Lausanne
Quatre ans après l'accident ferroviaire de Granges-Marnand (VD), le conducteur de train qui a survécu à la dramatique collision est face aux juges mardi à Yverdon-les-Bains. L'homme, un mécanicien expérimenté, est persuadé de ne pas avoir brûlé de feu rouge.
Accusé d'homicide par négligence et de lésions corporelles par négligence, le mécanicien CFF de 58 ans n'en a pas démordu mardi matin au Tribunal correctionnel de la Broye et du Nord vaudois. Le 29 juillet 2013, en gare de Granges-Marnand, il a remis son convoi reliant Payerne à Lausanne en marche car le feu était vert.
"J'ai regardé devant moi et j'ai vu une lentille verte (...) J'ai vu la position du vert avant de partir", a martelé l'homme, cheveux blancs, lunettes sur le nez, chemise à petits carreaux. Au président qui lui affirme que c'est impossible, que le feu était rouge et qu'il n'est pas daltonien, l'accusé répond: "Si j'avais vu du rouge, je ne serais pas parti".
Deux minutes de retard
Il le répète également, il ignorait qu'il devait croiser à Granges-Marnand et son train avait déjà deux minutes de retard. "Je n'avais qu'une seule priorité, minimiser ce retard ou du moins ne pas l'accentuer".
C'est probablement parce qu'il était "obnubilé" par ce retard qu'il dit ne pas avoir remarqué dans le rétroviseur "le chef de circulation faire des gestes pour m'alarmer".
La main sur la poignée
Ce n'est que lorsqu'il a vu le train qui arrivait en sens inverse que le quinquagénaire a pris conscience du danger. Il enclenche alors le freinage d'urgence et se lève pour s'éloigner du choc, le tout en deux ou trois secondes. "La collision s'est produite alors que j'étais debout, la main sur la poignée de la porte qui donne sur le compartiment du fourgon".

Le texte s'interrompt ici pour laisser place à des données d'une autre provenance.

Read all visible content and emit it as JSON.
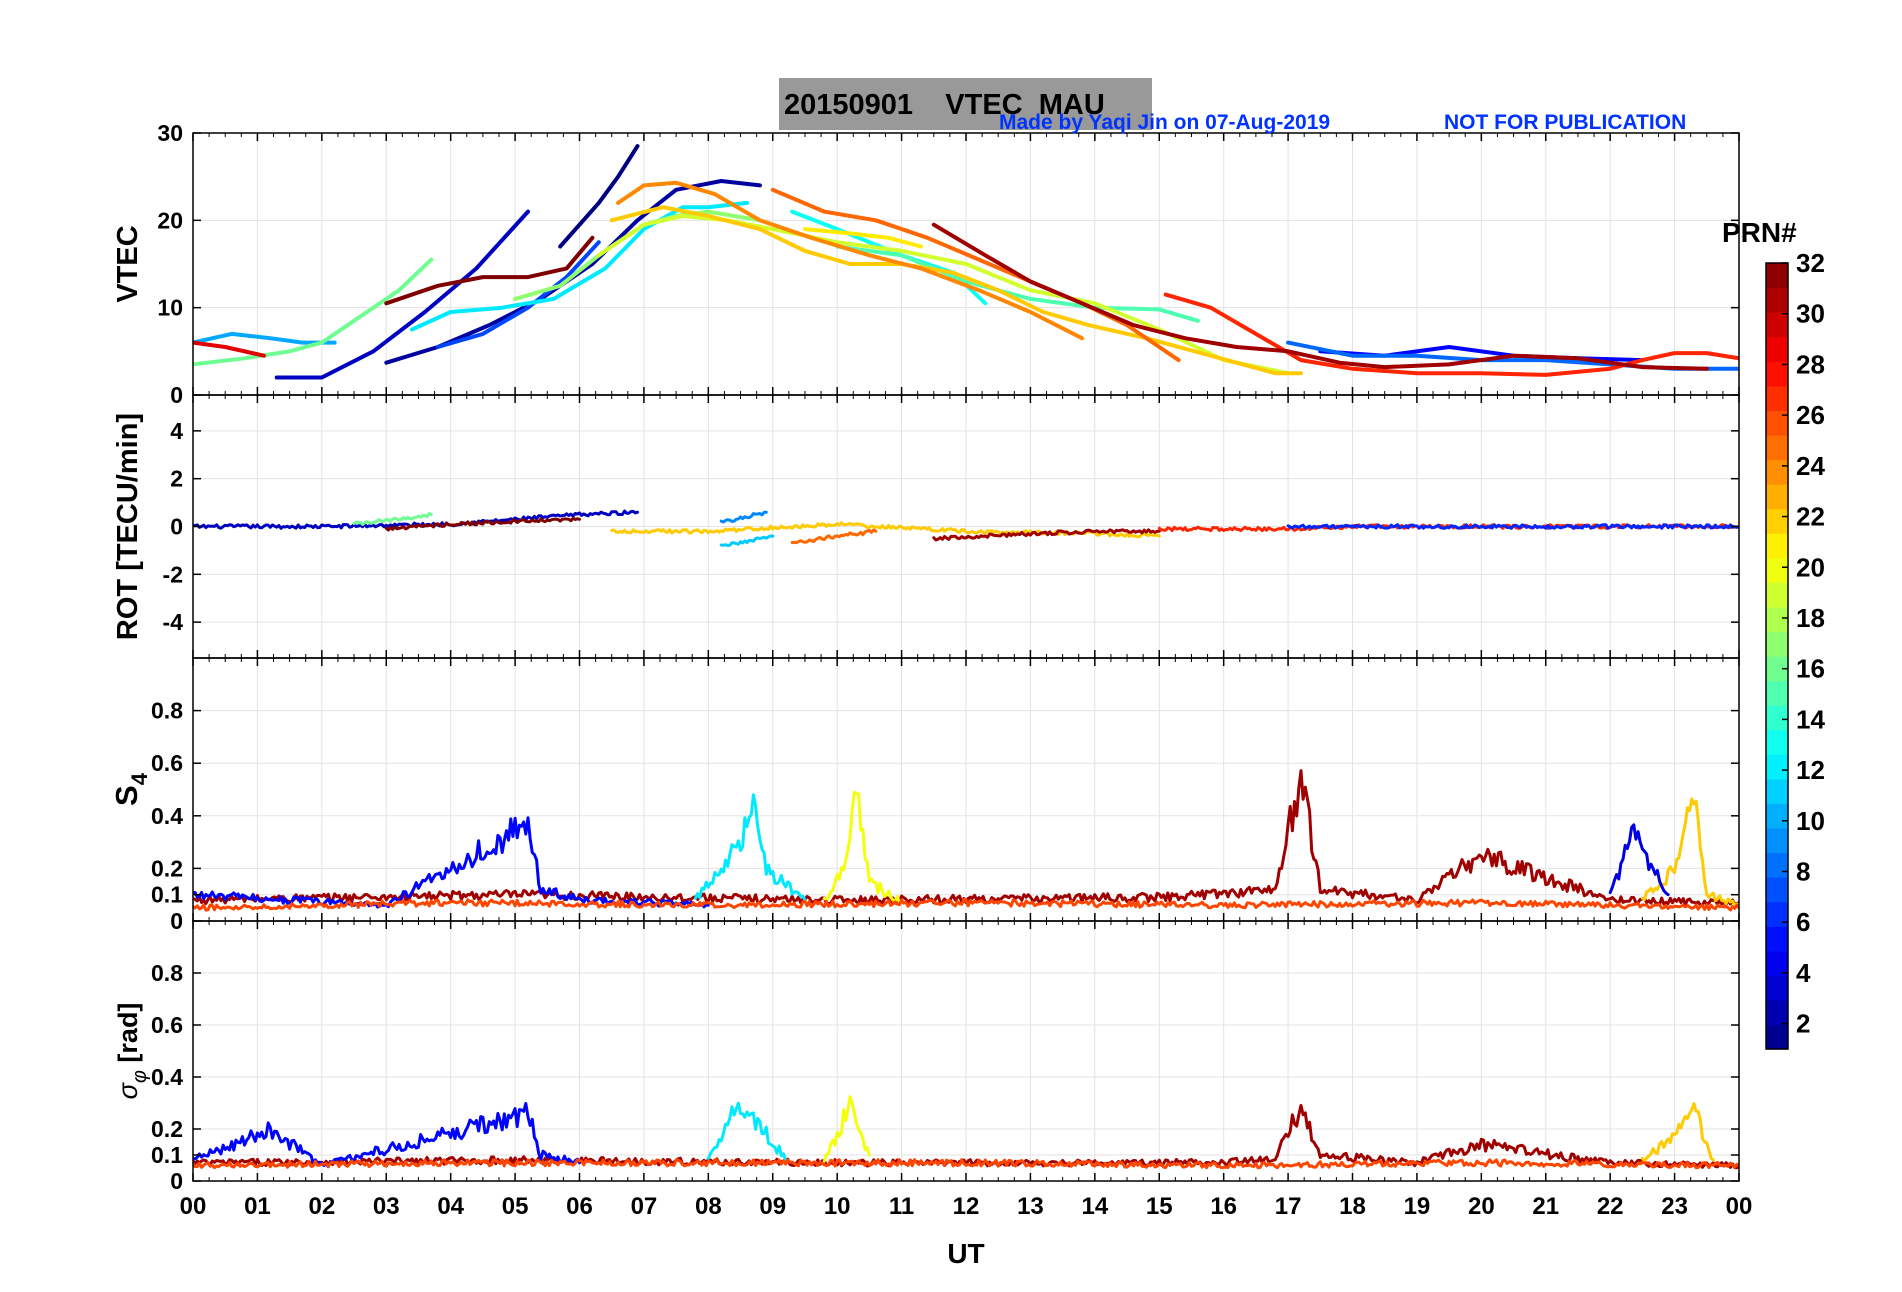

Face à lui, un RegioExpress conduit par un mécanicien de 24 ans qui perdra la vie dans l'accident malgré un freinage d'urgence. Son convoi roulait à 45km/h, celui qui vient de quitter Granges-Marnand à 60km/h. Vingt-six personnes sont blessées, dont six grièvement.
Pression grandissante
Devant la Cour, l'accusé et plusieurs mécaniciens expérimentés appelés comme témoins ont insisté sur la pression mise sur leurs épaules lors de retards. "On doit s'occuper en permanence de l'horaire et on nous appelle souvent pour nous demander pourquoi nous en avons".
Tous soulignent qu'avec l'arrêt de la procédure du double contrôle, où deux agents partageaient la responsabilité du départ du train avec le mécanicien, la pression s'est accentuée sur les épaules du conducteur.
"Alors qu'avant il y avait six yeux, il n'y en a plus que deux", glisse l'un d'eux. Et d'ajouter: "partir alors que le signal est fermé, cela nous est tous arrivé. C'est notre cauchemar, au propre comme au figuré".
Un seul accusé
En fin de matinée, l'un des témoins finit par lancer. "Comment se fait-il qu'il n'y ait qu'un accusé aujourd'hui?"
Le mécanicien qui a survécu est en effet seul sur le banc. Suite au recours des proches du conducteur décédé, le Tribunal cantonal avait ordonné en avril 2015 un complément d'enquête visant à déterminer d'éventuelles autres responsabilités au sein des CFF. Après examen, le Parquet a toutefois exclu une responsabilité pénale de l'ex-régie ou de ses collaborateurs.
Système ZUB
Dans son rapport publié en juillet 2014, l'ancien Service d'enquête suisse sur les accidents (SESA) concluait que la collision s'était produite car le train était parti en direction de Lausanne alors que le signal de sortie montrait encore "arrêt".
Reste qu'il émettait des recommandations. Equiper la gare de Granges-Marnand du système de contrôle de la marche des trains Euro-ZUB ou tenir compte de facteurs humains tels que les dangers dus à la routine.
Les CFF avaient alors indiqué que des mesures prises (double contrôle lors du départ des trains) avaient été prises après examen à l'interne. Depuis avril 2014, cette gare est par ailleurs équipée d'un système simplifié de surveillance de la vitesse ZUB.